Friday, August 17, 2012

The Shibori Adventure

Yesterday morning I was out feeding Neko-chan in the rain when a woman walking by starting talking to me about Neko-chan and her little house. 

The amazing thing was she was talking to me in English.  Her English is better than any other Japanese person I’ve met here.  She is an art student at the university and we continued talking while the Neko-chan nibbled.  Her area is textiles and her senior project is shibori! Shibori is a Japanese reistence dying technique.  I’ve been fascinated by it for ages.  I had a wonderful book in the US, but it had to be left behind.

My new friend, Miwako, invited me to the university lab to see what she is working on. I was thrilled. She is trying out various colors and patterns and will later dye fabric to be made into a kimono for her senior project. 

After showing me around the lab and explaining various projects in the works there, she gave me a piece of cotton fabric to try it myself. First, I stitched around and pulled it up tight.  Next, I tied up some circles.  When the fabric was all tied up, we put the fabric pieces in some water for 30 minutes.

Her fabric pieces were numbered and she kept a record of all she did in a sketchbook.  She drew pictures of how she tied the fabric and mathematical notes about the types and amount of powdered dye, chemicals, and water.  The formula is all very scientific, not like the Rit dye we used to make tie dye shirts years ago.

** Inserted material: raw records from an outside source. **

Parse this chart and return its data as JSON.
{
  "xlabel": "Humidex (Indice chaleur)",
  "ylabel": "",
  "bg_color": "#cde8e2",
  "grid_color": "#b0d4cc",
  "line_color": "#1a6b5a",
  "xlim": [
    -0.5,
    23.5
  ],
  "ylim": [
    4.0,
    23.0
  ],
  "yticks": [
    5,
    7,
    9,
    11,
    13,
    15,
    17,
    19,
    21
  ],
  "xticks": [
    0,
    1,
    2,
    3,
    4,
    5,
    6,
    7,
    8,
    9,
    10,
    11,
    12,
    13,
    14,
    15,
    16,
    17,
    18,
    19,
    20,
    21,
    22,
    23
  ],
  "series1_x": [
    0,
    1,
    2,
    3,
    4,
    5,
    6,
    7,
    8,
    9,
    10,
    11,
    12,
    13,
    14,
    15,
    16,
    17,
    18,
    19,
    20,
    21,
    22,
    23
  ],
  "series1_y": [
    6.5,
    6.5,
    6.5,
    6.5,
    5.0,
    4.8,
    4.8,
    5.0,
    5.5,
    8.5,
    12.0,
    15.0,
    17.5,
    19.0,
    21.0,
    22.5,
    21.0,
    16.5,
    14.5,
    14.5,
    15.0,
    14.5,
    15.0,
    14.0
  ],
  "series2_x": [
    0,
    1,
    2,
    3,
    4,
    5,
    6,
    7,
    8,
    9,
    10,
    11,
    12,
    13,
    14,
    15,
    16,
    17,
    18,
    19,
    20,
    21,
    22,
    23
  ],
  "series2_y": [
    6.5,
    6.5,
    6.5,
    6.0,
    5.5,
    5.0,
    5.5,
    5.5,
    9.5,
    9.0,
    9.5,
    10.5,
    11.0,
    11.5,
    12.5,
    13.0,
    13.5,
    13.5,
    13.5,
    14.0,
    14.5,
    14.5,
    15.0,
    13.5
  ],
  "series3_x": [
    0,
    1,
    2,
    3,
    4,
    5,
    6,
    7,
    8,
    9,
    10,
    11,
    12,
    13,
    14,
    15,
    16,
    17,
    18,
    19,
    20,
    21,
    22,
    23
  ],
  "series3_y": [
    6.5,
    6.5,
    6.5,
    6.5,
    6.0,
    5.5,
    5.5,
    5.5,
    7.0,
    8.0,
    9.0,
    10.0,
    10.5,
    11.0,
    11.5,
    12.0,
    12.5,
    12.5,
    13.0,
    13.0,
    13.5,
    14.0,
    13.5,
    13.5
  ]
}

She had two scales to measure the grams of the white powder (I think it was some kind of salt) and the grams of dye. She had beakers for the liquid chemical and water – both hot and cold.

We let the fabric soak in the blue dye solution first. 

After the correct amount of time elapsed, we washed the excess dye out and put the fabric in a spinner to get excess water out. 

Then we took out the thread ties and retied it.  She recorded what she did in her book.

Next we put it in the yellow dye and went through the process again.

After taking out the thread this time, we lightly pressed the fabric. 

It was so much fun! Thank you Miwako!


おのみわこ said...

Thank you so much!
I hope to see you again and make fabric work together.

Barb S said...

How did your new friend know English so well? Lovely pattern on the fabric?

Barb S said...

How did your friend know English so well?